SC-08 (02) System and Communications Protection - Transmission Confidentiality and Integrity- Pre/Post Transmission Handling
Introduction
This document describes how Private Mendix Platform fulfills the SC-08 (02) control.
| Control ID | SC-08 (02) |
|---|---|
| Control category | SC - System and Communications Protection |
| Requirement baseline | DOD IMPACT LEVEL 5 |
| Responsibility and ownership | Mendix - Private Mendix Platform, Mendix - Studio Pro/Runtime, Mendix - Operator, Customer - Infra |
Control
The information system maintains the confidentiality and/or integrity of information during preparation for transmission and during reception.
Supplemental Guidance
Information can be either unintentionally or maliciously disclosed or modified during preparation for transmission or during reception including, for example, during aggregation, at protocol transformation points, and during packing or unpacking. These unauthorized disclosures or modifications compromise the confidentiality or integrity of the information.
The following controls are related to this control:
- AU-10
Responsibility
Shared Responsibility
This is a shared responsibility between Mendix and the customer.
Guidance
Mendix Responsibility
Mendix provides full encryption at rest for data and leverages Istio for full encryption in transit:
- Data is encrypted at rest and remains encrypted until needed for processing.
- Encryption in transit protects data during transmission inside and between Kubernetes pods.
- All information in the Private Mendix Platform is encrypted at rest and in transit.
- Encryption mechanisms leverage FIPS-compliant cryptography and industry standard mechanisms.
- Protocol transformation is handled securely by the service mesh.
Pre- and Post-Transmission Protection
- Data encrypted at rest until loaded into memory for processing.
- Encrypted channels established before data transmission begins.
- Data validated and checked for integrity before and after transmission.
- Secure aggregation and protocol transformation within the service mesh.
- TLS sidecar containers handle encryption or decryption at pod boundaries.
Important Technical Note
Mendix apps can only receive HTTP traffic and require a sidecar container in their pods to handle TLS. For the Private Mendix Platform, the recommendation is either Linkerd (which is easier to install if your ingress controller supports it) or Istio. Istio is recommended because it handles everything - not only main ingress traffic but also additional pod-to-pod communication for things like Prometheus metrics and any admin or status ports.
Customer Responsibility
It is the customer's responsibility to:
- Define requirements for protecting information during preparation for transmission and reception.
- Determine what mechanisms are needed at protocol transformation points.
- Establish procedures for validating data integrity during aggregation and packing or unpacking.
Implementer Responsibilities
- Infra Implementer: Ensure infrastructure information is protected at all transmission points.
- Infra Implementer: Configure service mesh to handle protocol transformation securely.

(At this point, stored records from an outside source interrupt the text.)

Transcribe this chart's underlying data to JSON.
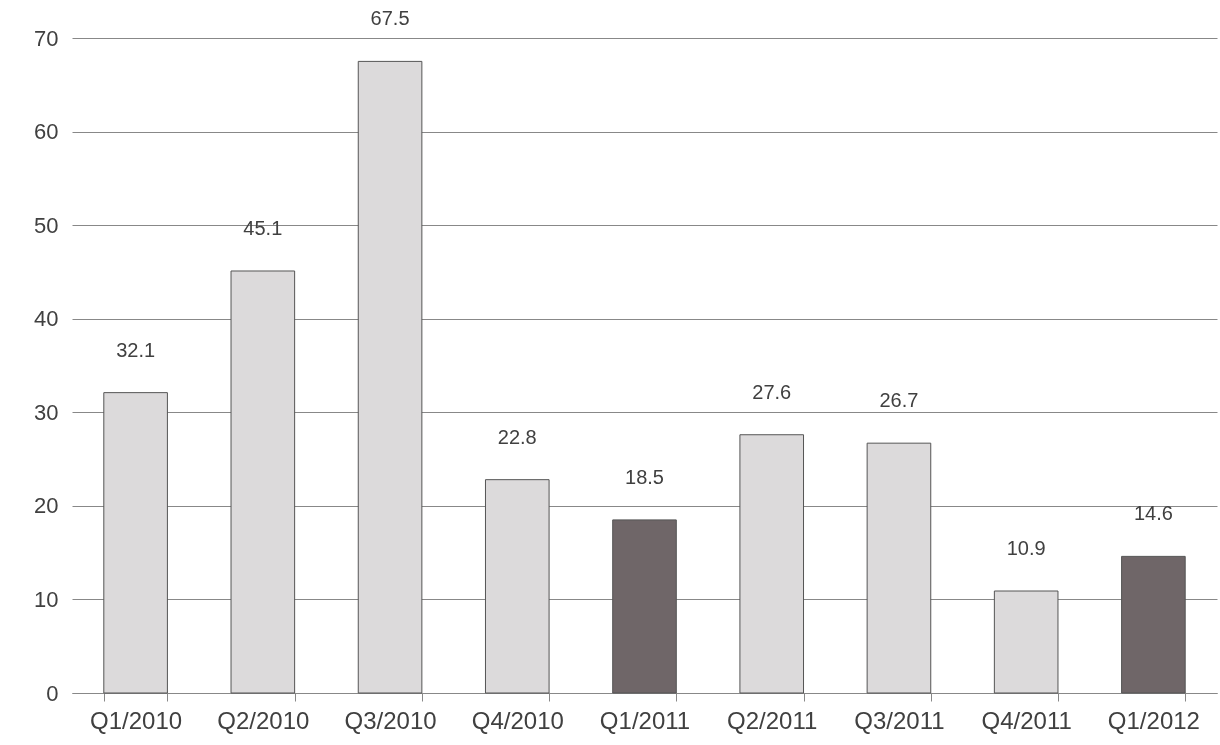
{
  "chart_data": {
    "type": "bar",
    "categories": [
      "Q1/2010",
      "Q2/2010",
      "Q3/2010",
      "Q4/2010",
      "Q1/2011",
      "Q2/2011",
      "Q3/2011",
      "Q4/2011",
      "Q1/2012"
    ],
    "values": [
      32.1,
      45.1,
      67.5,
      22.8,
      18.5,
      27.6,
      26.7,
      10.9,
      14.6
    ],
    "colors": [
      "#dcdadb",
      "#dcdadb",
      "#dcdadb",
      "#dcdadb",
      "#6f6668",
      "#dcdadb",
      "#dcdadb",
      "#dcdadb",
      "#6f6668"
    ],
    "ylim": [
      0,
      70
    ],
    "yticks": [
      0,
      10,
      20,
      30,
      40,
      50,
      60,
      70
    ],
    "grid": "y",
    "data_labels": true,
    "legend": false
  }
}
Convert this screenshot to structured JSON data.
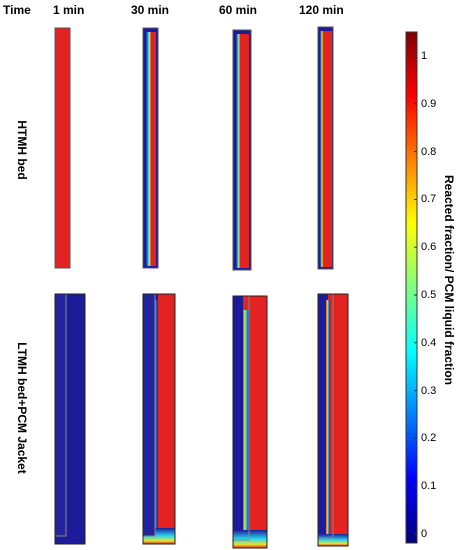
{
  "header": {
    "time_label": "Time",
    "columns": [
      "1 min",
      "30 min",
      "60 min",
      "120 min"
    ]
  },
  "rows": [
    {
      "label": "HTMH bed"
    },
    {
      "label": "LTMH bed+PCM Jacket"
    }
  ],
  "colorbar": {
    "title": "Reacted fraction/ PCM liquid fraction",
    "range": [
      0,
      1
    ],
    "ticks": [
      "0",
      "0.1",
      "0.2",
      "0.3",
      "0.4",
      "0.5",
      "0.6",
      "0.7",
      "0.8",
      "0.9",
      "1"
    ],
    "colors": [
      "#00007f",
      "#0000ff",
      "#007fff",
      "#00ffff",
      "#7fff7f",
      "#ffff00",
      "#ff7f00",
      "#ff0000",
      "#7f0000"
    ]
  },
  "colors": {
    "reacted": "#e32222",
    "unreacted": "#1c1c9a",
    "front_cyan": "#27d8f0",
    "front_yellow": "#e8e62a"
  }
}
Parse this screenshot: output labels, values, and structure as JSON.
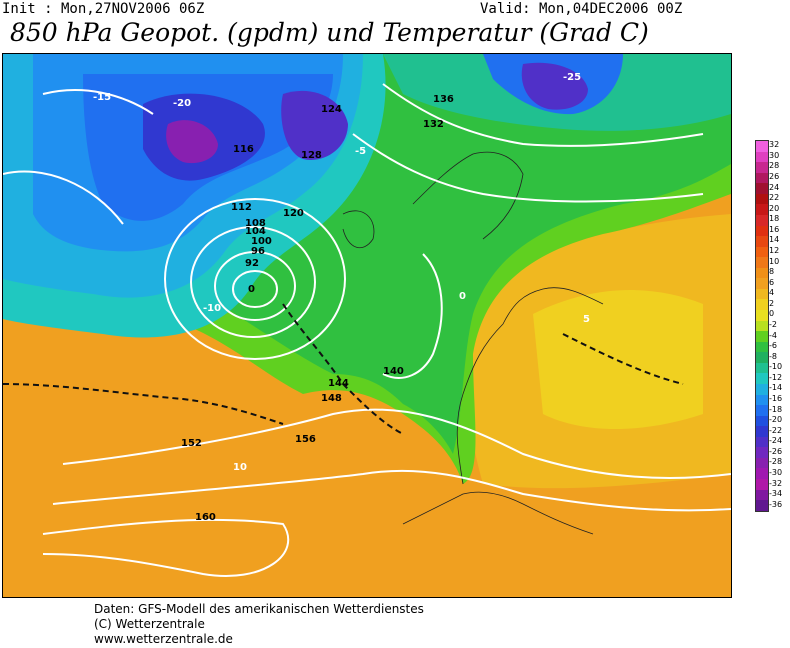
{
  "header": {
    "init": "Init : Mon,27NOV2006 06Z",
    "valid": "Valid: Mon,04DEC2006 00Z",
    "title": "850 hPa Geopot. (gpdm) und Temperatur (Grad C)"
  },
  "colorbar": {
    "labels": [
      "32",
      "30",
      "28",
      "26",
      "24",
      "22",
      "20",
      "18",
      "16",
      "14",
      "12",
      "10",
      "8",
      "6",
      "4",
      "2",
      "0",
      "-2",
      "-4",
      "-6",
      "-8",
      "-10",
      "-12",
      "-14",
      "-16",
      "-18",
      "-20",
      "-22",
      "-24",
      "-26",
      "-28",
      "-30",
      "-32",
      "-34",
      "-36"
    ],
    "colors": [
      "#f060e0",
      "#e040c0",
      "#c82890",
      "#b01860",
      "#a01030",
      "#b01010",
      "#c81818",
      "#d82828",
      "#e03010",
      "#e84810",
      "#f06010",
      "#f07818",
      "#f09018",
      "#f0a020",
      "#f0b820",
      "#f0d020",
      "#e8e020",
      "#b8e020",
      "#60d020",
      "#30c040",
      "#20b060",
      "#20c090",
      "#20c8c0",
      "#20b0e0",
      "#2090f0",
      "#2070f0",
      "#2050e0",
      "#3038d0",
      "#5030c8",
      "#7028c0",
      "#8820b0",
      "#a018b0",
      "#b018a8",
      "#8018a0",
      "#601890"
    ]
  },
  "geopotential_labels": [
    "92",
    "96",
    "100",
    "104",
    "108",
    "112",
    "116",
    "120",
    "124",
    "128",
    "132",
    "136",
    "140",
    "144",
    "148",
    "152",
    "156",
    "160"
  ],
  "temperature_labels": [
    "-25",
    "-20",
    "-15",
    "-10",
    "-5",
    "0",
    "5",
    "10"
  ],
  "footer": {
    "line1": "Daten: GFS-Modell des amerikanischen Wetterdienstes",
    "line2": "(C) Wetterzentrale",
    "line3": "www.wetterzentrale.de"
  }
}
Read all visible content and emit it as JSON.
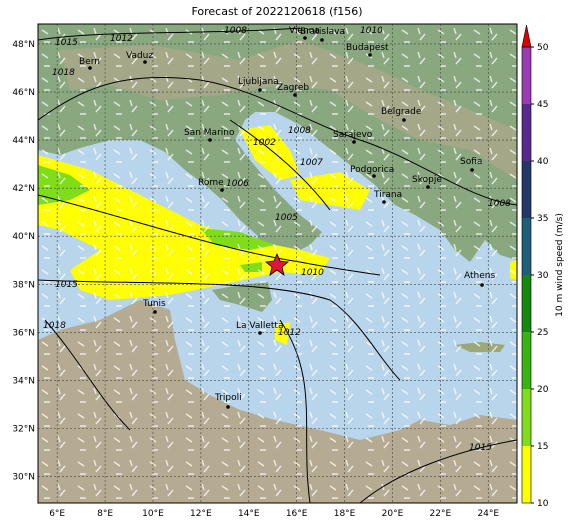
{
  "title": "Forecast of 2022120618 (f156)",
  "map": {
    "lon_range": [
      5.2,
      25.2
    ],
    "lat_range": [
      28.9,
      48.83
    ],
    "lon_ticks": [
      {
        "value": 6,
        "label": "6°E"
      },
      {
        "value": 8,
        "label": "8°E"
      },
      {
        "value": 10,
        "label": "10°E"
      },
      {
        "value": 12,
        "label": "12°E"
      },
      {
        "value": 14,
        "label": "14°E"
      },
      {
        "value": 16,
        "label": "16°E"
      },
      {
        "value": 18,
        "label": "18°E"
      },
      {
        "value": 20,
        "label": "20°E"
      },
      {
        "value": 22,
        "label": "22°E"
      },
      {
        "value": 24,
        "label": "24°E"
      }
    ],
    "lat_ticks": [
      {
        "value": 30,
        "label": "30°N"
      },
      {
        "value": 32,
        "label": "32°N"
      },
      {
        "value": 34,
        "label": "34°N"
      },
      {
        "value": 36,
        "label": "36°N"
      },
      {
        "value": 38,
        "label": "38°N"
      },
      {
        "value": 40,
        "label": "40°N"
      },
      {
        "value": 42,
        "label": "42°N"
      },
      {
        "value": 44,
        "label": "44°N"
      },
      {
        "value": 46,
        "label": "46°N"
      },
      {
        "value": 48,
        "label": "48°N"
      }
    ],
    "cities": [
      "Vienna",
      "Bratislava",
      "Budapest",
      "Bern",
      "Vaduz",
      "Ljubljana",
      "Zagreb",
      "Belgrade",
      "San Marino",
      "Sarajevo",
      "Rome",
      "Podgorica",
      "Skopje",
      "Sofia",
      "Tirana",
      "Tunis",
      "La Valletta",
      "Athens",
      "Tripoli"
    ],
    "isobar_labels": [
      "1015",
      "1012",
      "1008",
      "1010",
      "1018",
      "1008",
      "1002",
      "1007",
      "1006",
      "1005",
      "1010",
      "1015",
      "1018",
      "1012",
      "1008",
      "1015"
    ]
  },
  "colorbar": {
    "label": "10 m wind speed (m/s)",
    "ticks": [
      10,
      15,
      20,
      25,
      30,
      35,
      40,
      45,
      50
    ],
    "colors": [
      "#ffff00",
      "#7fdd1a",
      "#38b412",
      "#138a0c",
      "#1e5f7c",
      "#22386a",
      "#5a2990",
      "#9b3cb4"
    ],
    "extend_color": "#e00000"
  }
}
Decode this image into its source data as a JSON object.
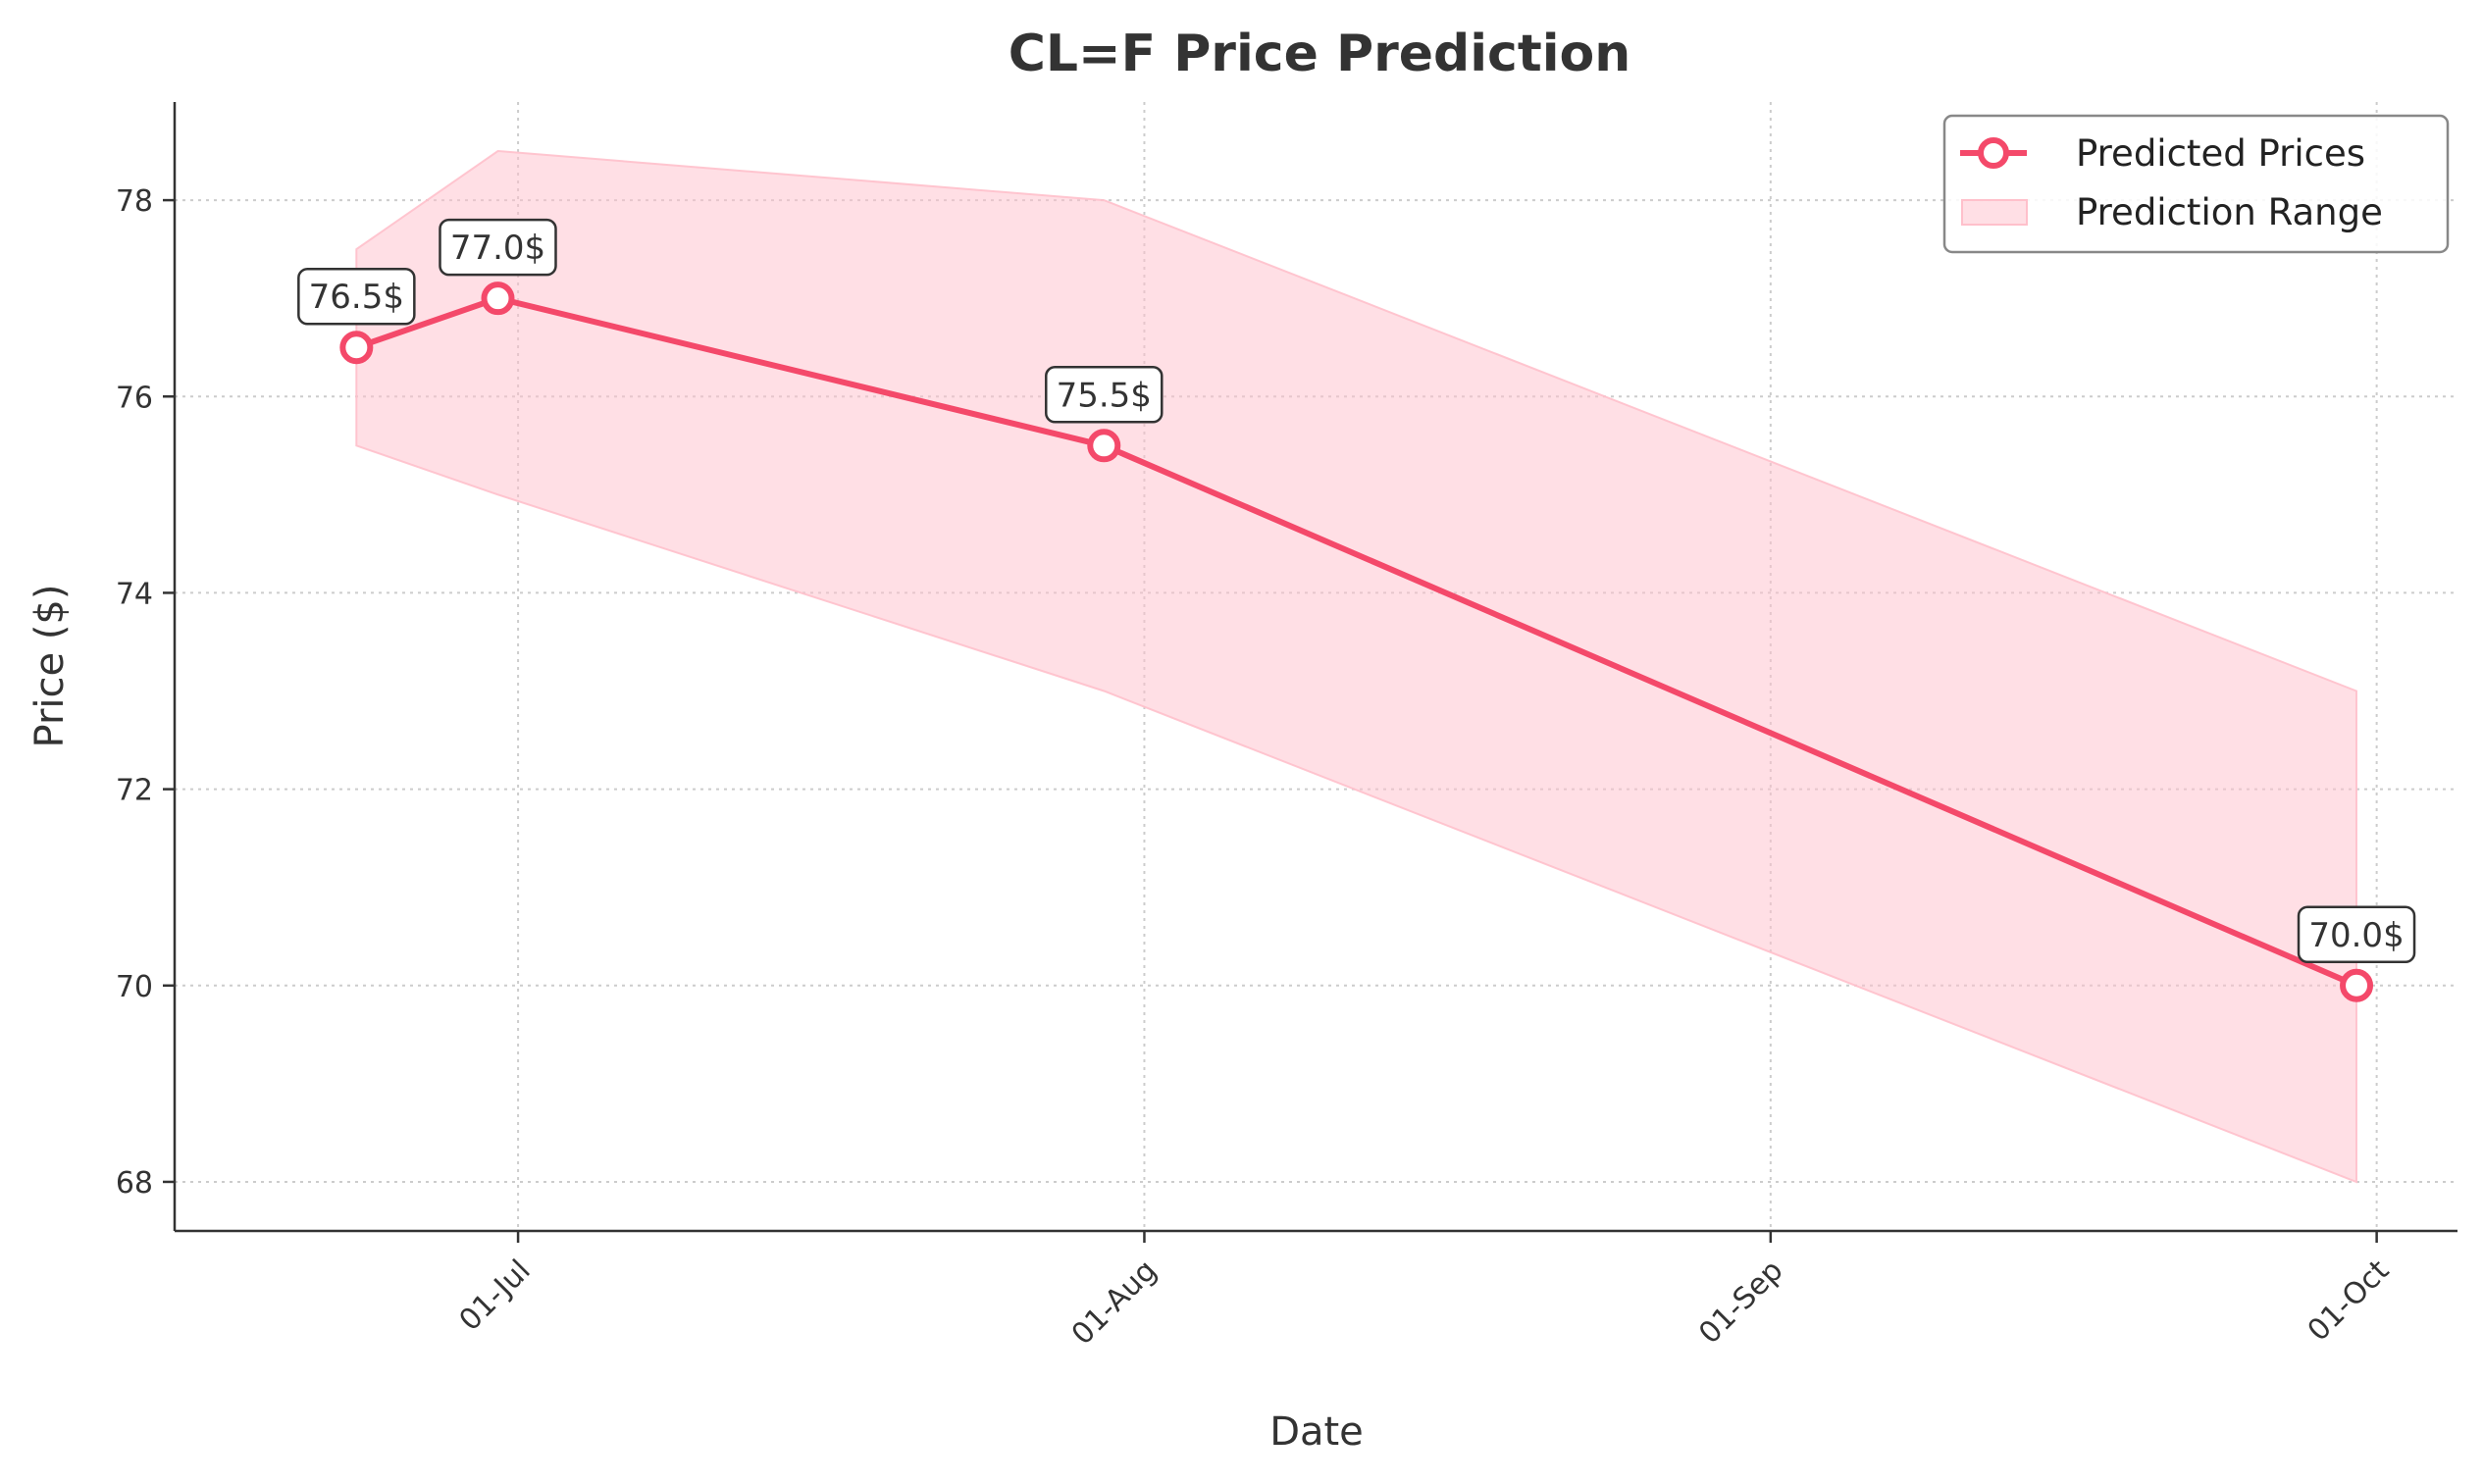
{
  "chart_data": {
    "type": "line",
    "title": "CL=F Price Prediction",
    "xlabel": "Date",
    "ylabel": "Price ($)",
    "x_tick_labels": [
      "01-Jul",
      "01-Aug",
      "01-Sep",
      "01-Oct"
    ],
    "x_tick_dates": [
      "2024-07-01",
      "2024-08-01",
      "2024-09-01",
      "2024-10-01"
    ],
    "x_range": [
      "2024-06-14",
      "2024-10-05"
    ],
    "ylim": [
      67.5,
      79.0
    ],
    "y_ticks": [
      68,
      70,
      72,
      74,
      76,
      78
    ],
    "grid": true,
    "legend_position": "top-right",
    "series": [
      {
        "name": "Predicted Prices",
        "x": [
          "2024-06-23",
          "2024-06-30",
          "2024-07-30",
          "2024-09-30"
        ],
        "values": [
          76.5,
          77.0,
          75.5,
          70.0
        ],
        "color": "#f4496a"
      }
    ],
    "range_band": {
      "name": "Prediction Range",
      "x": [
        "2024-06-23",
        "2024-06-30",
        "2024-07-30",
        "2024-09-30"
      ],
      "lower": [
        75.5,
        75.0,
        73.0,
        68.0
      ],
      "upper": [
        77.5,
        78.5,
        78.0,
        73.0
      ],
      "color": "#ffc0cb"
    },
    "data_labels": [
      "76.5$",
      "77.0$",
      "75.5$",
      "70.0$"
    ]
  }
}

- Infra Implementer: Deploy TLS sidecar containers (Istio or Linkerd) for Mendix applications.
- App Implementer: Enable additional controls as required by the Customer.
Operator Responsibilities
- Infra Operator: Ensure ongoing protection during all transmission phases.
- App Operator: Monitor for any integrity issues during data transmission.
Proof and Remarks
The presence of the istio-proxy sidecar and the MUTUAL TLS mode on the ingress gateway ensures that information integrity and confidentiality are maintained at every protocol transformation point. This configuration protects data during the packing and unpacking phases of transmission by enforcing cryptographic verification from the moment traffic enters the mesh until it reaches the application container.